O mel é outra história. As colmeias do Sr. Joaquim espalham-se pelos lameiros, pintadas de cores diferentes para as abelhas não se perderem. O mel de urze - esse que tem o gosto amargo que faz coser a boca - é o que os estrangeiros procuram quando vêm cá parar de propósito, depois de lerem qualquer coisa na internet.
Viver no presente
São 3542 habitantes, mas isto varia consoante o dia - há quem vá trabalhar para o Porto e regresse só ao fim-de-semana, há quem tenha ido para a Suíça e deixe a casa fechada nove meses por ano. Nos cafés da Várzea, a conversa mistura o português com o francês dos emigrantes regressados. Há 472 crianças na escola do 1.º ciclo, o que faz com que ainda se ouça barulho no recreio. Os 616 idosos sentam-se nos bancos à porta, ao sol, e é deles que vêm as histórias de quando a vinha se pisava em três lagares diferentes no mesmo dia.

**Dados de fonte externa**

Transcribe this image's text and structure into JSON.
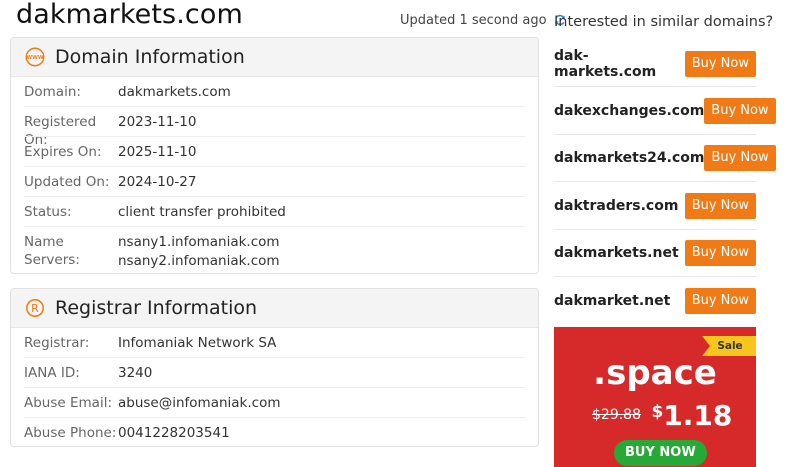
{
  "site": {
    "title": "dakmarkets.com",
    "updated": "Updated 1 second ago"
  },
  "domain_info": {
    "heading": "Domain Information",
    "rows": [
      {
        "label": "Domain:",
        "value": "dakmarkets.com"
      },
      {
        "label": "Registered On:",
        "value": "2023-11-10"
      },
      {
        "label": "Expires On:",
        "value": "2025-11-10"
      },
      {
        "label": "Updated On:",
        "value": "2024-10-27"
      },
      {
        "label": "Status:",
        "value": "client transfer prohibited"
      },
      {
        "label": "Name Servers:",
        "values": [
          "nsany1.infomaniak.com",
          "nsany2.infomaniak.com"
        ]
      }
    ]
  },
  "registrar_info": {
    "heading": "Registrar Information",
    "rows": [
      {
        "label": "Registrar:",
        "value": "Infomaniak Network SA"
      },
      {
        "label": "IANA ID:",
        "value": "3240"
      },
      {
        "label": "Abuse Email:",
        "value": "abuse@infomaniak.com"
      },
      {
        "label": "Abuse Phone:",
        "value": "0041228203541"
      }
    ]
  },
  "similar": {
    "heading": "Interested in similar domains?",
    "button_label": "Buy Now",
    "items": [
      {
        "name": "dak-markets.com"
      },
      {
        "name": "dakexchanges.com"
      },
      {
        "name": "dakmarkets24.com"
      },
      {
        "name": "daktraders.com"
      },
      {
        "name": "dakmarkets.net"
      },
      {
        "name": "dakmarket.net"
      }
    ]
  },
  "promo": {
    "tag": "Sale",
    "extension": ".space",
    "old_price": "$29.88",
    "currency": "$",
    "new_price": "1.18",
    "button_label": "BUY NOW"
  },
  "colors": {
    "accent_orange": "#f07a16",
    "promo_red": "#d62929",
    "sale_yellow": "#f6c61c",
    "buy_green": "#27a937",
    "refresh_blue": "#2a84d6"
  },
  "icons": [
    "refresh-icon",
    "www-icon",
    "registered-icon"
  ]
}
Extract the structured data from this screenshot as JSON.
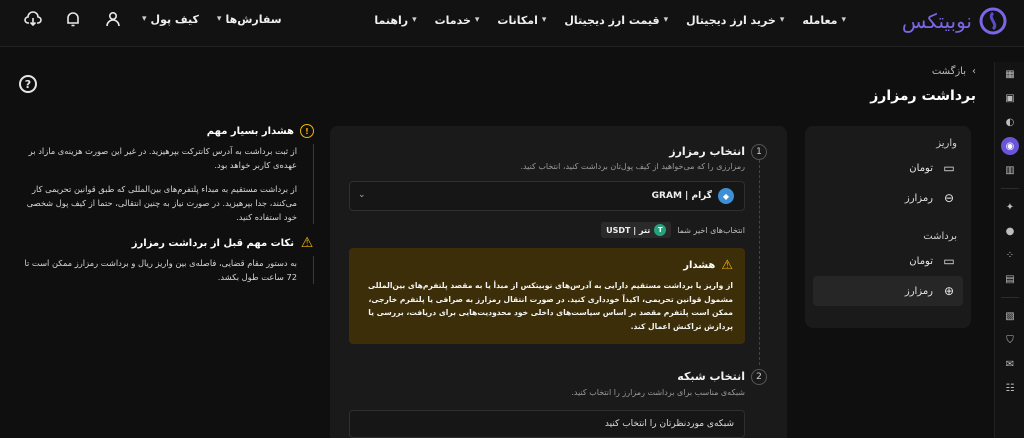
{
  "brand": {
    "name": "نوبیتکس",
    "accent": "#7a66e8"
  },
  "nav": {
    "items": [
      {
        "label": "معامله"
      },
      {
        "label": "خرید ارز دیجیتال"
      },
      {
        "label": "قیمت ارز دیجیتال"
      },
      {
        "label": "امکانات"
      },
      {
        "label": "خدمات"
      },
      {
        "label": "راهنما"
      }
    ],
    "orders_label": "سفارش‌ها",
    "wallet_label": "کیف پول"
  },
  "breadcrumb": {
    "back_label": "بازگشت"
  },
  "page": {
    "title": "برداشت رمزارز"
  },
  "sidebar": {
    "deposit_group": "واریز",
    "withdraw_group": "برداشت",
    "items": [
      {
        "label": "تومان",
        "icon": "bank-icon"
      },
      {
        "label": "رمزارز",
        "icon": "download-icon"
      },
      {
        "label": "تومان",
        "icon": "bank-icon"
      },
      {
        "label": "رمزارز",
        "icon": "upload-icon"
      }
    ]
  },
  "step1": {
    "number": "1",
    "title": "انتخاب رمزارز",
    "subtitle": "رمزارزی را که می‌خواهید از کیف پول‌تان برداشت کنید، انتخاب کنید.",
    "selected": "گرام | GRAM",
    "recent_label": "انتخاب‌های اخیر شما",
    "recent_chip": "تتر | USDT"
  },
  "warning": {
    "title": "هشدار",
    "body": "از واریز یا برداشت مستقیم دارایی به آدرس‌های نوبیتکس از مبدأ یا به مقصد پلتفرم‌های بین‌المللی مشمول قوانین تحریمی، اکیداً خودداری کنید. در صورت انتقال رمزارز به صرافی یا پلتفرم خارجی، ممکن است پلتفرم مقصد بر اساس سیاست‌های داخلی خود محدودیت‌هایی برای دریافت، بررسی یا پردازش تراکنش اعمال کند."
  },
  "step2": {
    "number": "2",
    "title": "انتخاب شبکه",
    "subtitle": "شبکه‌ی مناسب برای برداشت رمزارز را انتخاب کنید.",
    "placeholder": "شبکه‌ی موردنظرتان را انتخاب کنید"
  },
  "notes": {
    "important": {
      "title": "هشدار بسیار مهم",
      "p1": "از ثبت برداشت به آدرس کانترکت بپرهیزید. در غیر این صورت هزینه‌ی مازاد بر عهده‌ی کاربر خواهد بود.",
      "p2": "از برداشت مستقیم به مبداء پلتفرم‌های بین‌المللی که طبق قوانین تحریمی کار می‌کنند، جدا بپرهیزید. در صورت نیاز به چنین انتقالی، حتما از کیف پول شخصی خود استفاده کنید."
    },
    "tips": {
      "title": "نکات مهم قبل از برداشت رمزارز",
      "p1": "به دستور مقام قضایی، فاصله‌ی بین واریز ریال و برداشت رمزارز ممکن است تا 72 ساعت طول بکشد."
    }
  },
  "colors": {
    "warning_bg": "#3d2e0a",
    "warning_icon": "#f5b400",
    "panel_bg": "#1a1a1a",
    "page_bg": "#0f0f0f"
  }
}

As festas são o que sempre foram: São João com a sardinha assada na praça, as Festas do Marco com a procissão e o fogo de artifício que o Filipe dos fogos atira para o ar desde que se lembra. Não vêm televisão, não precisam - o que interessa é que haja bifanas suficientes e que a música não pare antes das três da manhã.
O som das horas
Caminhar por Bem Viver é sentir o cheiro da terra molhada depois da chuva, ouvir o estalar das pedras sob os pés, ver o fumo das lareiras que ainda queimam lenha de sobreiro. Os 14 alojamentos disponíveis são casas recuperadas - a da Dona Amélia tem a pia de lavar roupa no quintal, a do sr. Albano ainda tem o forno onde a mulher fazia pão aos sábados. Não há miradouros com selfies points, mas há o sítio onde o sol se põe em frente ao cruzamento da Paradela, onde se vê o Douro lá ao longe, e onde as crianças vão fumar os primeiros cigarros escondidos dos pais. O que fica, no final, não é uma fotografia - é o sabor do vinho novo na boca, o peso das sacolas com as laranjas do vizinho, o som do sino das sete badaladas que o padre toca à mão porque o automático avariou há anos e ninguém se lembra de o arranjar.